Bernard, Paul P. “How Not to Invent the Steamship.” East European Quarterly 14 (Spring, 1980): 1-8. Focuses on the claim that Papin invented a steamship, briefly examining the work and obstacles involved in his trip down the Fulda River. Also examines how Papin’s reputation has suffered, largely as a result of nationalistic debates between German and French historians.
Dickinson, H. W. A Short History of the Steam Engine. Cambridge, England: Cambridge University Press, 1938. Reprint. New York: Augustus M. Kelley, 1965. Dickinson focuses on Papin’s contributions to development of the modern steam engine, briefly mentioning his work on the digester, the force of gunpowder, and other inventions. An introduction by A. E. Musson places Dickinson’s work in its proper historiographical setting and supplies a few illuminating comments on Papin.
Drucker, Peter. “From Analysis to Perception: The New Worldview.” In The Essential Drucker: The Best Sixty Years of Peter Drucker’s Essential Writings on Management. New York: HarperBusiness, 2001. Management expert Drucker argues that Papin’s invention of the steam engine created a new technology and perception of the world.

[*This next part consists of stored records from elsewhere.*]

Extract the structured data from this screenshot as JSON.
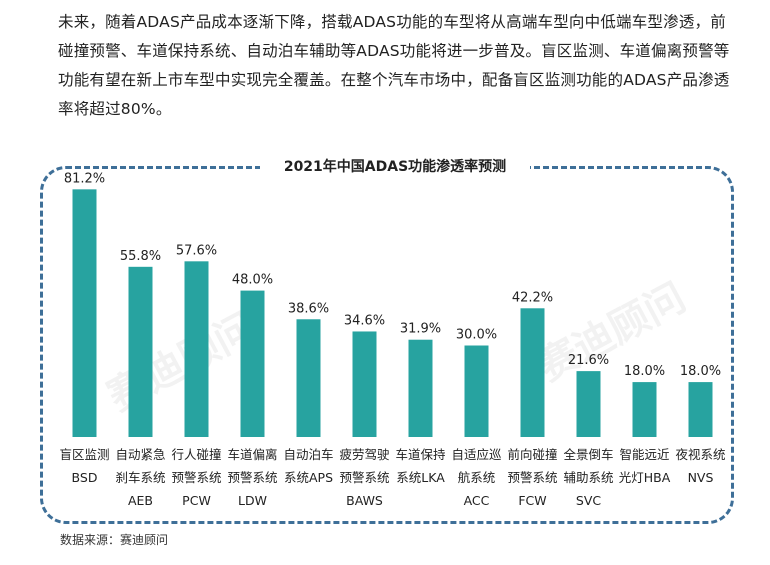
{
  "paragraph": "未来，随着ADAS产品成本逐渐下降，搭载ADAS功能的车型将从高端车型向中低端车型渗透，前碰撞预警、车道保持系统、自动泊车辅助等ADAS功能将进一步普及。盲区监测、车道偏离预警等功能有望在新上市车型中实现完全覆盖。在整个汽车市场中，配备盲区监测功能的ADAS产品渗透率将超过80%。",
  "source": "数据来源：赛迪顾问",
  "watermark": "赛迪顾问",
  "chart_data": {
    "type": "bar",
    "title": "2021年中国ADAS功能渗透率预测",
    "categories": [
      [
        "盲区监测",
        "BSD"
      ],
      [
        "自动紧急",
        "刹车系统",
        "AEB"
      ],
      [
        "行人碰撞",
        "预警系统",
        "PCW"
      ],
      [
        "车道偏离",
        "预警系统",
        "LDW"
      ],
      [
        "自动泊车",
        "系统APS"
      ],
      [
        "疲劳驾驶",
        "预警系统",
        "BAWS"
      ],
      [
        "车道保持",
        "系统LKA"
      ],
      [
        "自适应巡",
        "航系统",
        "ACC"
      ],
      [
        "前向碰撞",
        "预警系统",
        "FCW"
      ],
      [
        "全景倒车",
        "辅助系统",
        "SVC"
      ],
      [
        "智能远近",
        "光灯HBA"
      ],
      [
        "夜视系统",
        "NVS"
      ]
    ],
    "values": [
      81.2,
      55.8,
      57.6,
      48.0,
      38.6,
      34.6,
      31.9,
      30.0,
      42.2,
      21.6,
      18.0,
      18.0
    ],
    "value_labels": [
      "81.2%",
      "55.8%",
      "57.6%",
      "48.0%",
      "38.6%",
      "34.6%",
      "31.9%",
      "30.0%",
      "42.2%",
      "21.6%",
      "18.0%",
      "18.0%"
    ],
    "ylim": [
      0,
      100
    ],
    "bar_color": "#27a3a0",
    "frame_color": "#3e6f98"
  }
}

Galloway, Robert L. The Steam Engine and Its Inventors: A Historical Sketch. London: Macmillan, 1881. This work still is perhaps the best English-language account of Papin’s work in pneumatics and hydraulics. Galloway briefly treats Papin’s early life in chapter 1, while chapters 3 and 4 deal exclusively with Papin and his inventions.
Robinson, H. W. “Denis Papin (1647-1712).” Notes and Records of the Royal Society of London 5 (1947): 47-50. Based on the records of the Royal Society, this brief narrative is especially good, as one would expect, on Papin’s relationship with the society. Provides a good overview of Papin’s inventive life.